Do you have a suggestion?
I don’t, which is actually why I don’t have any definition currently in the “Foundations of Algebraic Geometry” notes — the same reason as you. I’m thus disturbed that this notion gets stated in talks when it is not clear to me that the audience has any agreement on what it means. One possibility: to state that in the special case of f: X \rightarrow Y where Y is irreducible, and f is locally of finite type, the requirement is that the generic point have finitely many preimages (part of tag 02NW), and this has an obvious extension when Y is, for example locally Noetherian (so you just look at all the generic points of irreducible components), but that there are different potentially useful extensions to more general situations (followed by a link to the results in that section of the stacks project).

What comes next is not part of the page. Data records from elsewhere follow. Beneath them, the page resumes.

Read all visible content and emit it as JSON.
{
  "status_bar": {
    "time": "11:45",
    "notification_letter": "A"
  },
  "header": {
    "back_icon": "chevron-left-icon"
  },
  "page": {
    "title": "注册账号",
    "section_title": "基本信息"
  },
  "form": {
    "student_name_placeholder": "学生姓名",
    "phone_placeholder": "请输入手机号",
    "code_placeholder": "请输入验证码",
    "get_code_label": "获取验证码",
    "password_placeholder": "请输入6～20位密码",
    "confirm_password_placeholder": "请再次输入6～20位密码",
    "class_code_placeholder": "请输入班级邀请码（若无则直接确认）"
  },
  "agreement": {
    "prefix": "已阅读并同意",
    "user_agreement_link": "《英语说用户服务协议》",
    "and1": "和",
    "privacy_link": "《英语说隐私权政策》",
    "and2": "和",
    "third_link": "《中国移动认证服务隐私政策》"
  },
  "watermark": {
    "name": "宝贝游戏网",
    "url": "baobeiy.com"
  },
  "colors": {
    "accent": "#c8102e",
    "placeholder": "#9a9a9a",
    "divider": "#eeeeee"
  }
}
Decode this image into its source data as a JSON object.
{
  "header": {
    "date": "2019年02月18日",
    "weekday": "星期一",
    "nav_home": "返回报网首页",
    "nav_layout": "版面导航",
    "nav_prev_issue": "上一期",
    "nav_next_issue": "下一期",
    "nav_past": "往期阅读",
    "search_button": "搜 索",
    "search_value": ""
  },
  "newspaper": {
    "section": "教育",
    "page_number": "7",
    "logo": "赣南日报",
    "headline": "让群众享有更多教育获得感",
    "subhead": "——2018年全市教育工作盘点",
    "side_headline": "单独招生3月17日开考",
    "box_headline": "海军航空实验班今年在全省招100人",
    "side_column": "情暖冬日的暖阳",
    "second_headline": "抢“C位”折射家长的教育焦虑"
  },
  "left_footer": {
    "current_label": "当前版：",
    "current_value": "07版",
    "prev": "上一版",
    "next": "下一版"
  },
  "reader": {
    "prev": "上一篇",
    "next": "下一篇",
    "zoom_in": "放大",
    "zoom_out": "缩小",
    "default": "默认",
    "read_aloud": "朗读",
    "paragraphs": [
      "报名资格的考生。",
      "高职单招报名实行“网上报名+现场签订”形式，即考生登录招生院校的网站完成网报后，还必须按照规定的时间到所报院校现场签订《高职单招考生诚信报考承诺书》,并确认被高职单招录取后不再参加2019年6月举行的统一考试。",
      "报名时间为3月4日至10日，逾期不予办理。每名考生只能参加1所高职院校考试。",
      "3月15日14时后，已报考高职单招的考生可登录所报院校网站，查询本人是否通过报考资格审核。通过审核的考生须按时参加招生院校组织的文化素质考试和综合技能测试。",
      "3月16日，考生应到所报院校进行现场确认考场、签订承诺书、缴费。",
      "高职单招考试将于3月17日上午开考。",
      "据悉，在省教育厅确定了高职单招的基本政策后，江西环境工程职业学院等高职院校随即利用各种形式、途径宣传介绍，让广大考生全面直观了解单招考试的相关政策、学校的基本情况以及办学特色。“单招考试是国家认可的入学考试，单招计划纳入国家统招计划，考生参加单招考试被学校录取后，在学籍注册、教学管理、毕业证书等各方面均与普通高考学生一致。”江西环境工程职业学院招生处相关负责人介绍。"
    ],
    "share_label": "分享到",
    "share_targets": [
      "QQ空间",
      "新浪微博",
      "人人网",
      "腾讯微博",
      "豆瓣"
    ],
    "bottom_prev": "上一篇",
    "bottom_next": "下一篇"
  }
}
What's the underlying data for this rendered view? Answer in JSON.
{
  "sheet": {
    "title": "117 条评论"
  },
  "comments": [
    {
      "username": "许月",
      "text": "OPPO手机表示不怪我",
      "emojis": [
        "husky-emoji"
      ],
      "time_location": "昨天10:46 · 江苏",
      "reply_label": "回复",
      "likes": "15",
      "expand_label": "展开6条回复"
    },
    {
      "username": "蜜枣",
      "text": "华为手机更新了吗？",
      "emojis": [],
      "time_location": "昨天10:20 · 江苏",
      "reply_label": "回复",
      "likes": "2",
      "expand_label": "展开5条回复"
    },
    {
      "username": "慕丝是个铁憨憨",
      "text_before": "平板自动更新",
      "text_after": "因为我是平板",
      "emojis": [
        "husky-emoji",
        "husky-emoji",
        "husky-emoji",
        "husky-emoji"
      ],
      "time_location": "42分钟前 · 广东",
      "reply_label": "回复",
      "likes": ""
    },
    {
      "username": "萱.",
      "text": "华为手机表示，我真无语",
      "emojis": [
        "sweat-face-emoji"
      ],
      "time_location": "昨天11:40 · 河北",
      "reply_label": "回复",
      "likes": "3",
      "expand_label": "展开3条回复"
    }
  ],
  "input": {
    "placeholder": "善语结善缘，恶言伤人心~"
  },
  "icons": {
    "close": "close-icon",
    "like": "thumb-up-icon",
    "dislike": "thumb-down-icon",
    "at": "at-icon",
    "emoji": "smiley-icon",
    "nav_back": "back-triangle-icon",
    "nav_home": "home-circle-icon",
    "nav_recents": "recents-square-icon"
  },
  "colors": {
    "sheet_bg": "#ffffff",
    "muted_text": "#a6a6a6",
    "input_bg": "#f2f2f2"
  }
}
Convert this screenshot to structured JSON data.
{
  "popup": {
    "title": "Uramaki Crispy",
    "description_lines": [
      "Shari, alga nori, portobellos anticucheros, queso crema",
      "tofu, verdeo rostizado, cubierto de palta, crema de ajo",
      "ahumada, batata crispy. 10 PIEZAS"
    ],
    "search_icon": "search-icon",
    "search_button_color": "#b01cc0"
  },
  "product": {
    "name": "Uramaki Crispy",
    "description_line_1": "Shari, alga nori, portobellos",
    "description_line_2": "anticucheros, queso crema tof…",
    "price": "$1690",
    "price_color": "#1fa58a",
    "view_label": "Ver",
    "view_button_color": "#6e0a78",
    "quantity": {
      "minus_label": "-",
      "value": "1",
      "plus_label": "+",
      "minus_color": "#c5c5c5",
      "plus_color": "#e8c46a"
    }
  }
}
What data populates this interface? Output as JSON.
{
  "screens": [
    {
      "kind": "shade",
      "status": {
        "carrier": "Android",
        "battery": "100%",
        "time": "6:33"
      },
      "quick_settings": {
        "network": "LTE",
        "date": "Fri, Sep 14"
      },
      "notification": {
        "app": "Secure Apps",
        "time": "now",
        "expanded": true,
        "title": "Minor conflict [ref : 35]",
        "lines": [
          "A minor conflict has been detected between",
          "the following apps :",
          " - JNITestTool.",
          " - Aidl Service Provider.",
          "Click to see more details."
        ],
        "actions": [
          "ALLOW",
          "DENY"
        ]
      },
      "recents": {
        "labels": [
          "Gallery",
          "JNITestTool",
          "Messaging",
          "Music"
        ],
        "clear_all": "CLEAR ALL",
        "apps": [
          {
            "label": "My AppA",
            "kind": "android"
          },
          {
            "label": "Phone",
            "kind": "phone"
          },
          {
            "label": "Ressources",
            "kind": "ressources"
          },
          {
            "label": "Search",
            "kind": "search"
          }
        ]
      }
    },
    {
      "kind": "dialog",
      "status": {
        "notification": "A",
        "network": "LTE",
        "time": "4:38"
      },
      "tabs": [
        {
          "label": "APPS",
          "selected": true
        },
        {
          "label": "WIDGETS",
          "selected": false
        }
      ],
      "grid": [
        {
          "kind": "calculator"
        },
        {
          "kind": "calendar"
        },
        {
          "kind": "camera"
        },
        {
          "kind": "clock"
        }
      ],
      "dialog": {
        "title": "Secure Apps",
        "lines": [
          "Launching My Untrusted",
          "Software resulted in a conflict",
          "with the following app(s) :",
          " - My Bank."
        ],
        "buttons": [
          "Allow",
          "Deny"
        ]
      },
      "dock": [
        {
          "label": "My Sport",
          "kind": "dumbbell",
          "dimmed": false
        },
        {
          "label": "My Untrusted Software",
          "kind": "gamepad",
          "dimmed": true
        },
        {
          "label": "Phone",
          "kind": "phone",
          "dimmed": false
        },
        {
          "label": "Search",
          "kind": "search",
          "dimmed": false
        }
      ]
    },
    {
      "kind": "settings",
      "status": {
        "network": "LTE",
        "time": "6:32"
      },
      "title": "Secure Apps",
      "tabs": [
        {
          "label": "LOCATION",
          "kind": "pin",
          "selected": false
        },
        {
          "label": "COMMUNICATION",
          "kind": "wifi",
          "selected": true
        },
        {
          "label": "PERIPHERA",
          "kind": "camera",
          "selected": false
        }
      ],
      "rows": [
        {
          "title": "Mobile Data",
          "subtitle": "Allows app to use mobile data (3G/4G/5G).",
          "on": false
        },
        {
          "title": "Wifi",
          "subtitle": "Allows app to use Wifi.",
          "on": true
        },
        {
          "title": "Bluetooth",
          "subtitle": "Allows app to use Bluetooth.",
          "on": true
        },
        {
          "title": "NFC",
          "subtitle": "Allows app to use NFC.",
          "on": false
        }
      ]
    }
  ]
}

OK, that is fine, and if I read it right, then you are choosing it to be a local on the base. But this means that the map P^1 —> A^1 which maps P^1 to 0 ∈ A^1 would be generically finite. And somehow that doesn’t feel right!
I had always thought of this as generically finite. I can see why you find it weird. I find it weird, but it doesn’t bother me too much. Most of the fibers are indeed finite, and sometimes infinite. I know that isn’t convincing though!
OK, no problem. I think your definition is fine. But… the following alternative just occurred to me: “there exists a dense open U of X such that U —> Y is locally quasi-finite”. This is local on the source, and it implies your condition if the morphism is quasi-compact. What is weird about this alternative is that it doesn’t clearly relate to the morphism being finite (over something).